Auf Twitter und Facebook beschwerten sich während der Show schnell einige User über die Parolen. Das Wort „Zigeuner” spaltet die Menschen—vor allem die Betroffenen selbst. „Wir sind Zigeuner, und das Wort ist gut, wenn man uns gut behandelt”, berichtete etwa Literaturnobelpreisträgerin Herta Müller über ihre Erfahrungen aus Rumänien in einem Text zum Thema in der Zeitung Die Welt. Während es einige Menschen gibt, die stolz sind, „Zigeuner” zu sein, ist vor allem in Deutschland der Begriff negativ behaftet. Im vom baden-württembergischen Innenministerium geförderten Handbuch „Sinti und Roma von A bis Z” heißt es, dass der Begriff „Zigeuner” als „ein mit Klischees und Vorurteilen belastetes Schimpf- und Schmähwort” von den Betroffenen „besonders heftig abgelehnt” werde.

Alleine die Debatte um die „Zigeunersauce” und das „Zigeunerschnitzel” zeigt das. Ein Sinti- und Roma-Verein aus Hannover forderte vor einigen Jahren einen Lebensmittelhersteller dazu auf, ihre Zigeunersauce umzubenennen. Die AfD will solche und ähnliche Begriffe (wie etwa den „Mohrenkopf”) wieder salonfähig machen. Der Zentralrat Deutscher Sinti und Roma sprach 2013 übrigens ein Machtwort und sieht eine Umbenennung der Lebensmittel als „unsinnig” an. Gemeinsam mit dem „Bundesrat der Jenischen Deutschlands” erklärte der Zentralrat der Zeitung Die Welt, dass die Forderung einer Umbenennung die eigentlichen Anliegen der Sinti und Roma ins Lächerliche ziehen würde.

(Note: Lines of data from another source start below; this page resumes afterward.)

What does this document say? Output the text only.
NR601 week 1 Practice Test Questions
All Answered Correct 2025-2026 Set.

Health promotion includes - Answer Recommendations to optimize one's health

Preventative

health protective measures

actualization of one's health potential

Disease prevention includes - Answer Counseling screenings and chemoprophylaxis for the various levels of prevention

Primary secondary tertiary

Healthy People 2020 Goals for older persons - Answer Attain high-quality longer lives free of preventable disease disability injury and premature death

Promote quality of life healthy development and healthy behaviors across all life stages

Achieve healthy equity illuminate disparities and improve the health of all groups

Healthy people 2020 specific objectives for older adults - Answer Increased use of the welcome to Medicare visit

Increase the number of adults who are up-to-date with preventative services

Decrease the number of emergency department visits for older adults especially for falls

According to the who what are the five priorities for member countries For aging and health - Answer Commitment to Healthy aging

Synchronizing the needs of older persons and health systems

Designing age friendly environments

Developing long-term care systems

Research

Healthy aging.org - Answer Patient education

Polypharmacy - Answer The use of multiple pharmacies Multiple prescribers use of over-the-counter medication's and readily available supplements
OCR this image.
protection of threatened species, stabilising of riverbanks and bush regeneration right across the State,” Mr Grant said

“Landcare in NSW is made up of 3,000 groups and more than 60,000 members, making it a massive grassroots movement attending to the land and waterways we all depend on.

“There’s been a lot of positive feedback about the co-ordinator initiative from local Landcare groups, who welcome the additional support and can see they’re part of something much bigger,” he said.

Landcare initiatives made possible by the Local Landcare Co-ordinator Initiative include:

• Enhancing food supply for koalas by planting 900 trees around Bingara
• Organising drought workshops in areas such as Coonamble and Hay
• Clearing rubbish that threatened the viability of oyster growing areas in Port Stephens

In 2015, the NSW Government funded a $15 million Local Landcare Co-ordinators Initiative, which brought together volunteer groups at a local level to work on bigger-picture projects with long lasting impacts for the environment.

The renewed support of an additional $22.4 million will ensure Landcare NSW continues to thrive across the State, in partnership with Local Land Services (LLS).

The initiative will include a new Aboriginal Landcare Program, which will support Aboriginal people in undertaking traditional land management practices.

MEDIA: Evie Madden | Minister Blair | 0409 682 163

Die Bild-Zeitung schrieb über den Abend in Düsseldorf, dass es „beleidigende Rufe aus dem Zuschauer-Raum, die verbal deutlich unter die Gürtellinie gingen” gegeben habe. Der Spiegel schrieb von „wirklich ekligen Grölereien”. Auf Twitter forderte User xp48x: „Ich würde es begrüssen, wenn sich @officiallyjoko und @Pro7 zu den beschissenen „Zigeuner”-Gesängen gestern äussern würden.” Von Sender und Moderator gab es noch keine Antwort.

Bei der über fünfstündigen Show schauten immerhin durchschnittlich 1,91 Millionen Zuschauer laut Branchendienst Quotenmeter zu und bekamen so auch die Gesänge mit. Das Live-Publikum kann ein Sender oder ein Moderator nur schwer, beziehungsweise eigentlich gar nicht, unter Kontrolle bringen. Die Gesänge zeigen jedoch, dass es noch immer Parolen gibt, die diskriminierend sind, ohne dass dies den Menschen wirklich bewusst ist. Oder eben, dass ihnen diese Diskriminierung unter Alkoholeinfluss einfach egal ist. „Es war eine Grenzerfahrung”, zitierte die Hamburger Morgenpost derweil Joko Winterscheidt. Das war es mindestens, denn es bleibt zu bezweifeln, dass jeder der Mitgrölenden Joko mit dem Spruch als Frauenschwarm huldigen wollte. Und wenn doch, dann wussten sie zumindest, wie sehr so ein Ausruf die Gemüter erhitzen kann.